EL BAB’A DOĞRU 4. GÜN

‘Fırat Kalkanı’ harekâtının 24 Ağustos’ta başlamasının ardından Cerablus 24 saat geçmeden kontrol altına alınmıştı. Harekâtın 11’inci günü olan 3 Eylül’de ikinci cephe açılarak Çobanbey’e girilmişti. Burada da 24 saat geçmeden kontrol sağlandı ve DAEŞ, Türkiye-Suriye sınır hattının 90 kilometrelik bölümünden silindi.

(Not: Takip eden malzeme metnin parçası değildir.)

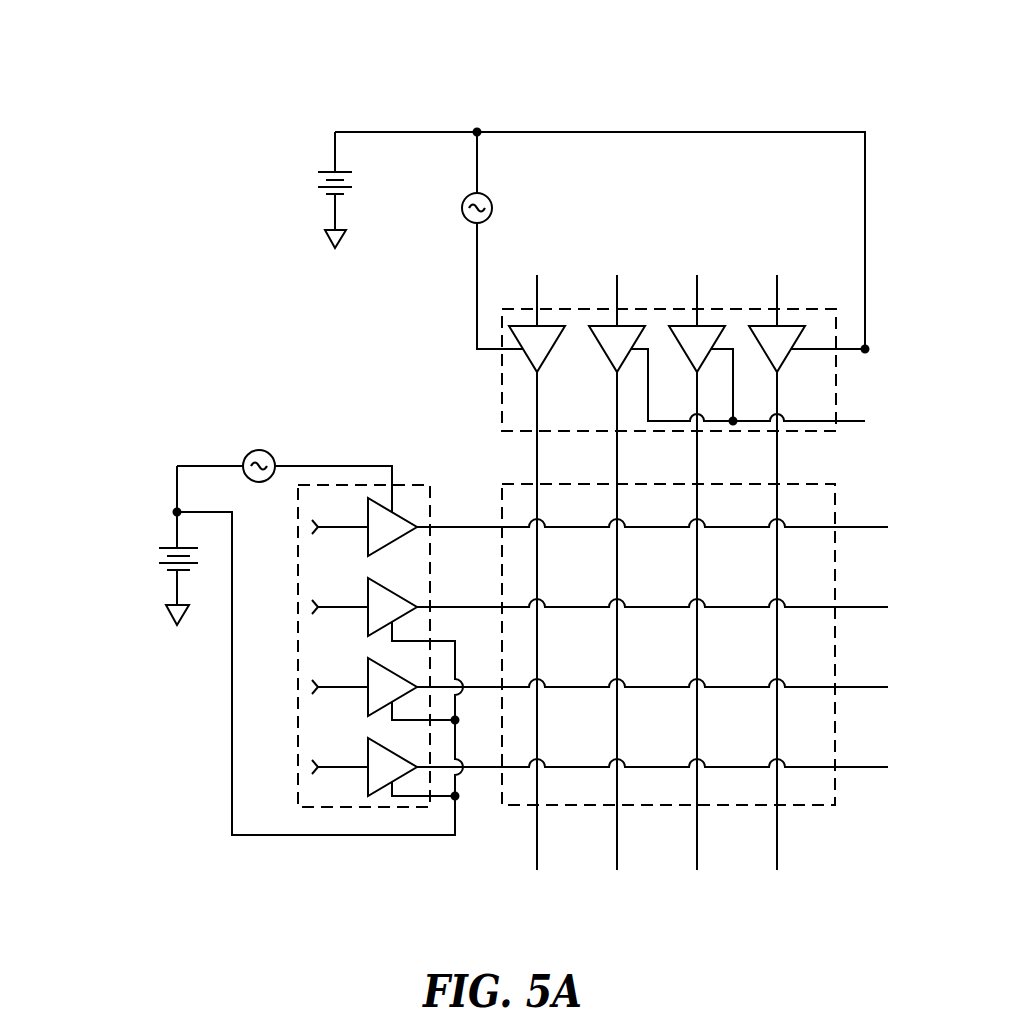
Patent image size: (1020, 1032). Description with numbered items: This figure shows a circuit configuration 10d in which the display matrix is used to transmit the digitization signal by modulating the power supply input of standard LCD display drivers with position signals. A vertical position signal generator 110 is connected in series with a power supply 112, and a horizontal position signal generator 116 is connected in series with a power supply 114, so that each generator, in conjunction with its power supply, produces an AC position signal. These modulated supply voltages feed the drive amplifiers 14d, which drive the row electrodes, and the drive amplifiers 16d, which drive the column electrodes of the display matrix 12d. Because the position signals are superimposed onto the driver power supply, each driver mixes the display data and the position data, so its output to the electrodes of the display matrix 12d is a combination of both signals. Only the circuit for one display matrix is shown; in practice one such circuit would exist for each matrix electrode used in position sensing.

The circuit configuration 10d is at (470, 83).
The signal generator 110 is at (268, 453).
The power supply 112 is at (160, 578).
The power supply 114 is at (387, 186).
The signal generator 116 is at (470, 222).
The display matrix 12d is at (830, 513).
The drive amplifiers 14d is at (420, 484).
The drive amplifiers 16d is at (500, 413).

TSK ile ÖSO üçüncü cephe olarak 17 Eylül’de Çobanbey’in güneyindeki El Bab’a doğru ileri harekâtına başladı. Bu operasyonda 4’üncü gün geride kalırken, her gün iki ya da üç köyde kontrol sağlansa da El Bab merkezine henüz ulaşılamadı. Kaynaklar, El Bab harekâtının Cerablus ve Çobanbey’e kıyasla yavaş ilerlemesinin gerisindeki faktörleri şöyle sıraladı:

RAKKA’YA AÇILAN KAPI

‘Fırat Kalkanı’ başladığı günden beri, El Bab’ın DAEŞ’in en fazla direnç göstereceği nokta olduğu değerlendiriliyor. Zira El Bab, DAEŞ’in merkezi Rakka’ya açılan son kapı durumunda.

DAEŞ MAYIN DÖŞEDİ

DAEŞ kuzeydeki alanlardan fazla direnç göstermeden çekilirken El Bab bölgesine mayın döşedi ve uzun menzilli tanksavar yığınağı yaptı.

RİSK YÜKSEK

TSK’nın Çobanbey’den bölgeye sürdüğü Leopard ve M-60 Sabra tankları güçlü zırh korumasına sahip olsa da El Bab bölgesinde can kaybı riski yüksek. El Bab merkezine ulaşabilmek için yaklaşık 20 köyün daha kontrol altına alınması gerekiyor.

ACELE YOK

Askeri kaynaklar, harekâtın ‘Acele edilmeden’ ve ‘sabırla’ yürütüldüğünü vurguluyor. Birliklerin hızla ilerlemesi halinde ÖSO’nun kontrol ettiği alanları yeniden kaybetmesi ve ilerleyen birliklerin arkasının boşalması riski var. Diğer taraftan ileri harekât ağırdan da alınmıyor. Çünkü harekâtın fazla yavaş kalması halinde DAEŞ’e tahkimatını güçlendirme imkânı tanınmış olacak.

ABD-RUSYA DENKLEMİ

‘Fırat Kalkanı’ harekâtı yürütülürken uluslararası dengeler konusunda hassasiyet gösteriliyor. PYD’nin ‘terör örgütü’ olduğu hem ABD’ye hem de Rusya’ya kabul ettirilmeye çalışılıyor. El Bab’ın güneyinde Esad rejiminin hâkim olması denklemi daha da hassas hale getiriyor. ABD’nin hava operasyonunda DAEŞ yerine Esad’ın askerlerini vurması gibi yol kazalarının TSK’nın başına gelmemesi için azami hassasiyet gösteriliyor.

GÖZLER PYD/YPG ÜZERİNDE

ÖSO, El Bab’a birlik kaydırırken ortaya çıkacak boşlukları PYD’nin doldurması ihtimali de düşünülüyor. ÖSO kontrolündeki alanın derinliği arttıkça doğu ve batıda PYD ile oluşan sınır boyu da uzuyor. Bu nedenle bir göz El Bab’a bakarken, diğer göz PYD/YPG hareketliliğini takip ediyor. Ankara, PYD’nin Menbiç’ten Fırat Nehri’nin doğusuna çekilmesi konusundaki ısrarını sürdürüyor. El Bab ile birlikte Menbiç’in de ÖSO kontrolüne geçmesi ve böylece güvenli bölgenin hedeflenen 5 bin kilometreye ulaşması planlanıyor.